A conflict is a struggle between two characters, or between a character and an outside force. In this case, most of the character vs. character conflicts are caused by interference.
If I were to generalize all of the conflict in the play, it seems to sum up this way: people are making decisions for other people, and those people resent it. In some cases there is a cultural justification for the decision, such as Egeus’s desire to choose his daughter’s husband or Oberon’s desire to keep the changeling out. However, in some cases stubbornness is as much to blame.
Theseus is asked to intervene when Egeus realizes that his daughter Hermia is in love with Lysander instead of Demetrius, the man he wants her to marry. Theseus reminds Hermia that she has no will of her own in the matter, and instead should be following her father’s.
Be advis'd, fair maid.
To you your father should be as a god;
One that composed your beauties; yea, and one
To whom you are but as a form in wax,(50)

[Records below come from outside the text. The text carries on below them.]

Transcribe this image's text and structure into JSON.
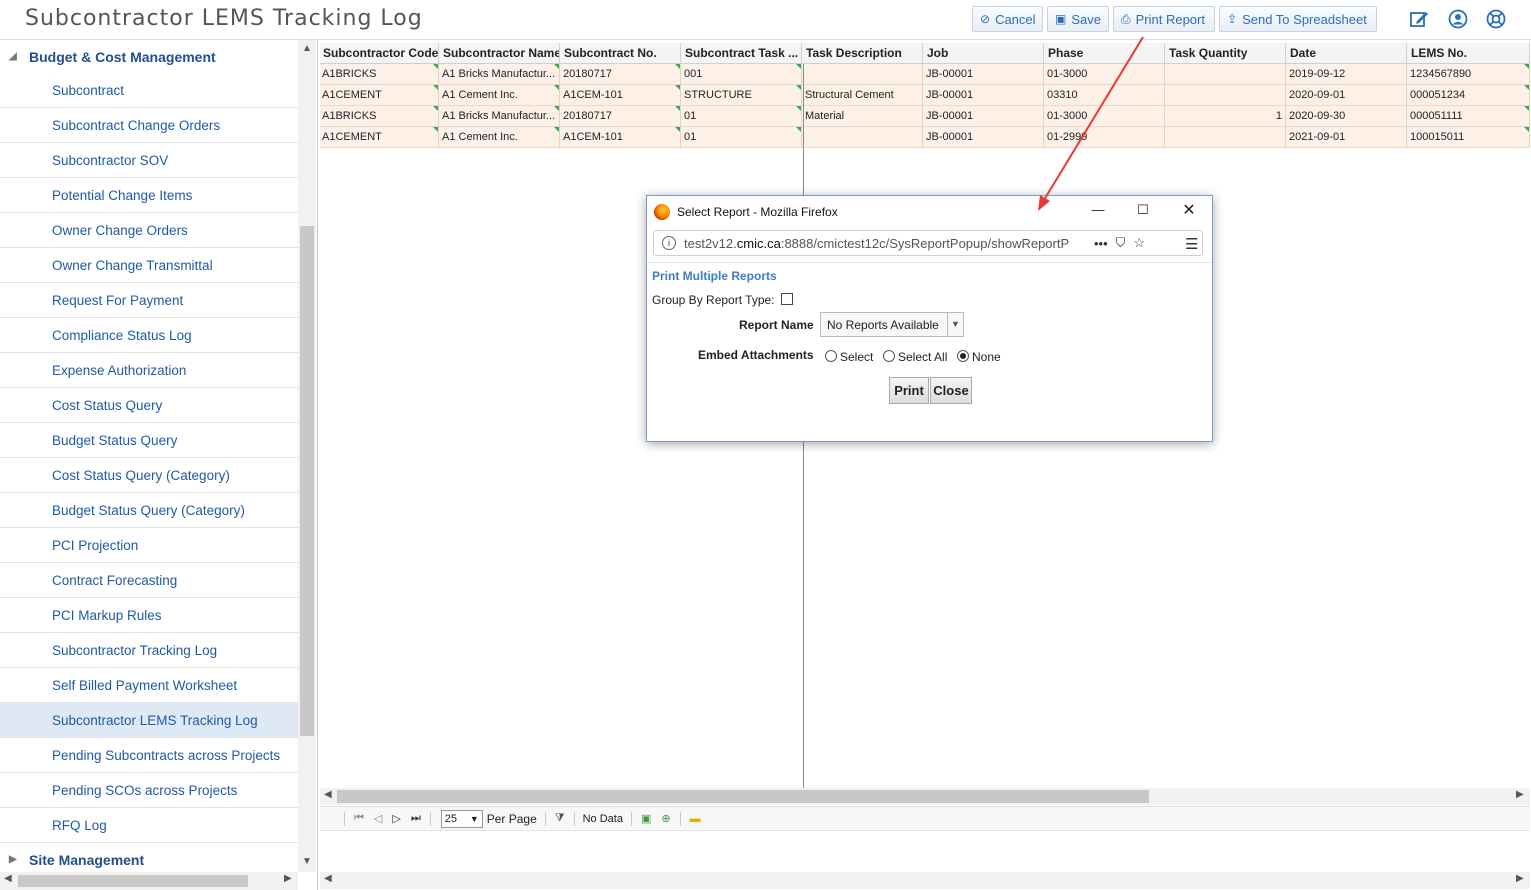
{
  "header": {
    "title": "Subcontractor LEMS Tracking Log",
    "buttons": {
      "cancel": "Cancel",
      "save": "Save",
      "print_report": "Print Report",
      "send_to_spreadsheet": "Send To Spreadsheet"
    },
    "icons": [
      "edit-icon",
      "user-icon",
      "help-icon"
    ]
  },
  "sidebar": {
    "category_top": "Budget & Cost Management",
    "items": [
      {
        "label": "Subcontract"
      },
      {
        "label": "Subcontract Change Orders"
      },
      {
        "label": "Subcontractor SOV"
      },
      {
        "label": "Potential Change Items"
      },
      {
        "label": "Owner Change Orders"
      },
      {
        "label": "Owner Change Transmittal"
      },
      {
        "label": "Request For Payment"
      },
      {
        "label": "Compliance Status Log"
      },
      {
        "label": "Expense Authorization"
      },
      {
        "label": "Cost Status Query"
      },
      {
        "label": "Budget Status Query"
      },
      {
        "label": "Cost Status Query (Category)"
      },
      {
        "label": "Budget Status Query (Category)"
      },
      {
        "label": "PCI Projection"
      },
      {
        "label": "Contract Forecasting"
      },
      {
        "label": "PCI Markup Rules"
      },
      {
        "label": "Subcontractor Tracking Log"
      },
      {
        "label": "Self Billed Payment Worksheet"
      },
      {
        "label": "Subcontractor LEMS Tracking Log",
        "active": true
      },
      {
        "label": "Pending Subcontracts across Projects"
      },
      {
        "label": "Pending SCOs across Projects"
      },
      {
        "label": "RFQ Log"
      }
    ],
    "category_bottom": "Site Management"
  },
  "grid": {
    "columns": [
      "Subcontractor Code",
      "Subcontractor Name",
      "Subcontract No.",
      "Subcontract Task ...",
      "Task Description",
      "Job",
      "Phase",
      "Task Quantity",
      "Date",
      "LEMS No."
    ],
    "rows": [
      [
        "A1BRICKS",
        "A1 Bricks Manufactur...",
        "20180717",
        "001",
        "",
        "JB-00001",
        "01-3000",
        "",
        "2019-09-12",
        "1234567890"
      ],
      [
        "A1CEMENT",
        "A1 Cement Inc.",
        "A1CEM-101",
        "STRUCTURE",
        "Structural Cement",
        "JB-00001",
        "03310",
        "",
        "2020-09-01",
        "000051234"
      ],
      [
        "A1BRICKS",
        "A1 Bricks Manufactur...",
        "20180717",
        "01",
        "Material",
        "JB-00001",
        "01-3000",
        "1",
        "2020-09-30",
        "000051111"
      ],
      [
        "A1CEMENT",
        "A1 Cement Inc.",
        "A1CEM-101",
        "01",
        "",
        "JB-00001",
        "01-2999",
        "",
        "2021-09-01",
        "100015011"
      ]
    ]
  },
  "pager": {
    "page_size": "25",
    "per_page_label": "Per Page",
    "status": "No Data"
  },
  "dialog": {
    "window_title": "Select Report - Mozilla Firefox",
    "url_prefix": "test2v12.",
    "url_domain": "cmic.ca",
    "url_rest": ":8888/cmictest12c/SysReportPopup/showReportP",
    "url_more": "•••",
    "section_title": "Print Multiple Reports",
    "group_by_label": "Group By Report Type:",
    "report_name_label": "Report Name",
    "report_name_value": "No Reports Available",
    "embed_label": "Embed Attachments",
    "radio_select": "Select",
    "radio_select_all": "Select All",
    "radio_none": "None",
    "selected_embed_option": "None",
    "print_button": "Print",
    "close_button": "Close"
  },
  "colors": {
    "accent": "#2a6ebb",
    "row_bg": "#fdf1e7",
    "active_item_bg": "#dfe9f5",
    "annotation_arrow": "#e53935",
    "cell_flag": "#2fb24a"
  }
}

By him imprinted (Act 1, Scene 1)
Hermia completely disagrees. We see the same problem in that Helena wants to marry Demetrius, but he wants to marry Hermia since her father has requested him. Demetrius did love Helena until Egeus interfered. It is downhill from there. Although in the end everyone ends up happy, they could have avoided pain by letting others make choices instead of forcing them on them.